Aber nicht einmal dieser Umstand trübt seine Schadenfreude. Nachdem er ein Taxi gerufen hat, wartet er vor dem Bürogebäude. Er blickt auf die gegenüberliegende Seite der Straße und verflucht sich selbst, denn dort ist ein Taxistand. So muss er die Rufgebühr des anderen Taxis bezahlen. Mist! Macht nichts, das andere Taxi kommt schon. Er setzt sich hinein und gibt dem Fahrer eine Adresse. Karl ist etwas paranoid, deshalb gibt er den jeweiligen Taxifahrern immer eine Adresse, die einen Block von seiner entfernt ist. Ein nächtlicher Spaziergang macht ihm nichts aus. Als Karl in der Nachbarschaft aussteigt, fängt es an zu regnen. Das ist aber verhext heute, denkt er bei sich. Schnell läuft er zu seinem Haus. Kurz bevor er sein Gartentor erreicht, rempelt ihn ein Radfahrer von hinten an. Karl flucht und schreit ihm Schimpfworte entgegen.

Er hat seinen Garten auch schon erreicht. Er geht zum Hauseingang und öffnet die Tür. Seine Frau Isabella wartet schon ungeduldig auf ihn.

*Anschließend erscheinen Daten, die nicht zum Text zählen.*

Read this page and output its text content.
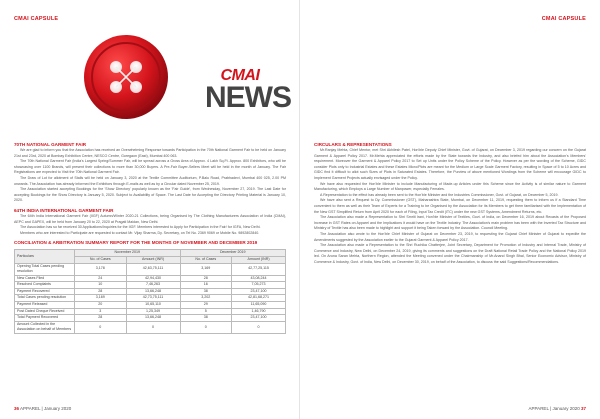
CMAI CAPSULE
CMAI
NEWS
70TH NATIONAL GARMENT FAIR

We are glad to inform you that the Association has received an Overwhelming Response towards Participation in the 70th National Garment Fair to be held on January 21st and 23rd, 2020 at Bombay Exhibition Centre, NESCO Centre, Goregaon (East), Mumbai 400 063.

The 70th National Garment Fair (India's Largest Spring/Summer Fair, will be spread across a Gross Area of Approx. 4 Lakh Sq.Ft. Approx. 800 Exhibitors, who will be showcasing over 1100 Brands, will present their collections to more than 30,000 Buyers. A Pre-Fair Buyer-Sellers Meet will be held in the month of January. The Fair Registrations are expected to Visit the 70th National Garment Fair.

The Draw of Lot for allotment of Stalls will be held on January 3, 2020 at the Textile Committee Auditorium, P.Balu Road, Prabhadevi, Mumbai 400 025, 2.00 PM onwards. The Association has already informed the Exhibitors through E-mails as well as by a Circular dated November 25, 2019.

The Association started accepting Bookings for the 'Show Directory' popularly known as the 'Fair Guide', from Wednesday, November 27, 2019. The Last Date for accepting Bookings for the Show Directory is January 5, 2020. Subject to Availability of Space. The Last Date for Accepting the Directory Printing Material is January 10, 2020.

64TH INDIA INTERNATIONAL GARMENT FAIR

The 64th India International Garment Fair (IIGF) Autumn/Winter 2020-21 Collections, being Organised by The Clothing Manufacturers Association of India (CMAI), AEPC and GAPEX, will be held from January 20 to 22, 2020 at Pragati Maidan, New Delhi.

The Association has so far received 30 Applications/Inquiries for the IIGF. Members interested to Apply for Participation in the Fair/ for IGFA, New Delhi.

Members who are interested to Participate are requested to contact Mr. Vijay Sharma, Dy. Secretary, on Tel No. 2369 9069 or Mobile No. 9892802840.

CONCILIATION & ARBITRATION SUMMARY REPORT FOR THE MONTHS OF NOVEMBER AND DECEMBER 2019
Particulars	November 2019		December 2019	
	No. of Cases	Amount (INR)	No. of Cases	Amount (INR)
Opening Total Cases pending resolution	3,178	42,63,75,111	3,169	42,77,25,115
New Cases Filed	24	42,94,430	28	43,08,244
Resolved Complaints	10	7,46,263	16	7,05,273
Payment Recovered	28	13,66,248	38	23,47,100
Total Cases pending resolution	3,169	42,73,75,111	3,202	42,81,68,271
Payment Released	20	10,65,110	29	11,65,090
Post Dated Cheque Received	3	1,25,349	5	1,46,790
Total Payment Recovered	28	13,66,248	38	23,47,100
Amount Collected in the Association on behalf of Members	0	0	0	0
36 APPAREL | January 2020
CMAI CAPSULE
CIRCULARS & REPRESENTATIONS

Mr.Ranjay Mehta, Chief Mentor, met Shri Akhilesh Patel, Hon'ble Deputy Chief Minister, Govt. of Gujarat, on December 3, 2019 regarding our concern on the Gujarat Garment & Apparel Policy 2017. Mr.Mehta appreciated the efforts made by the State towards the Industry, and also briefed him about the Association's Members' requirement. Moreover the Garment & Apparel Policy 2017 to Set up Units under the Policy Scheme of the Policy. However as per the wording of the Scheme, GIDC consider Plots only to Industrial Estates and these Estates Micro/Plots are meant for the Medium or Large Scale Garment Factory, resulting in Space of 5 to 10 Acres and GIDC find it difficult to allot such Sizes of Plots in Saturated Estates. Therefore, the Purview of above mentioned Wordings from the Scheme will encourage GIDC to Implement Garment Projects actually envisaged under the Policy.

We have also requested the Hon'ble Minister to include Manufacturing of Made-up Articles under this Scheme since the Activity is of similar nature to Garment Manufacturing, which Employs a Large Number of Manpower, especially Females.

A Representation to the effect has already been sent to the Hon'ble Minister and the Industries Commissioner, Govt. of Gujarat, on December 5, 2019.

We have also sent a Request to Dy. Commissioner (GST), Maharashtra State, Mumbai, on December 11, 2019, requesting them to inform us if a Standard Time convenient to them as well as their Team of Experts for a Training to be Organised by the Association for its Members to get them familiarised with the Implementation of the New GST Simplified Return from April 2020 for each of Filing, Input Tax Credit (ITC) under the new GST Systems, Amendment Returns, etc.

The Association also made a Representation to Shri Smriti Irani, Hon'ble Minister of Textiles, Govt. of India, on December 16, 2019 about Recasts of the Proposed Increase in GST Rates on Apparel and the Implications it would have on the Textile Industry. The Association's main problem has been with the Inverted Tax Structure and Ministry of Textile has also been made to highlight and support it being Taken forward by the Association. Council Meeting.

The Association also wrote to the Hon'ble Chief Minister of Gujarat on December 23, 2019, to requesting the Gujarat Chief Minister of Gujarat to expedite the Amendments suggested by the Association earlier to the Gujarat Garment & Apparel Policy 2017.

The Association also made a Representation to the Shri Ruchika Chatterjee, Joint Secretary, Department for Promotion of Industry and Internal Trade, Ministry of Commerce and Industry, New Delhi, on December 24, 2019, giving its comments and suggestions on the Draft National Retail Trade Policy and the National Policy 2019 led. On Aruna Saran Mehta, Northern Region, attended the Meeting convened under the Chairmanship of Mr.Anand Singh Bhal, Senior Economic Advisor, Ministry of Commerce & Industry, Govt. of India, New Delhi, on December 30, 2019, on behalf of the Association, to discuss the said Suggestions/Recommendations.

APPAREL | January 2020 37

Im Moment läuft die Ehe nicht so gut, er möchte seine Ruhe haben und sie will ständig etwas unternehmen. Das geht Karl auf den Geist. Und in diesem Moment geht sie ihm auch auf den Geist. „Wo bist du so lange gewesen, ich warte eine halbe Ewigkeit. Ich habe heute das Auto kaputt gemacht. Bin in einen Laternenmast gefahren.“ „Wie viel ist kaputt am Auto?“ „Mir geht’s prima, danke der Nachfrage. Der Kotflügel und die Stoßstange sind hin. Was darunter hin ist, weiß ich nicht, weil die Werkstatt noch nicht angerufen hat.“ „Na gut. Dann werden wir morgen sehen. Immerhin ist die Versicherung ganz neu und nicht billig. Sogar ohne Selbstbehalt, dafür hab ich gesorgt. Also mach dir keine Sorgen“, erwidert Karl. Er geht in die Küche, um sich noch ein Bier zu genehmigen und setzt sich an den Fernseher. „Ich habe Essen gemacht, möchtest du nichts?“, fragt Isabella mittlerweile sehr gereizt. „Nein, ich hab im Büro gegessen“, antwortet Karl. Isabella zieht sich in ihr Schlafzimmer zurück. Sie schlafen mittlerweile getrennt, weil Karl angeblich so viel schnarcht. Er selbst denkt darüber zwar anders, aber es soll ihm recht sein. Meistens schläft er sowieso auf der Couch ein. Wie auch dieses Mal.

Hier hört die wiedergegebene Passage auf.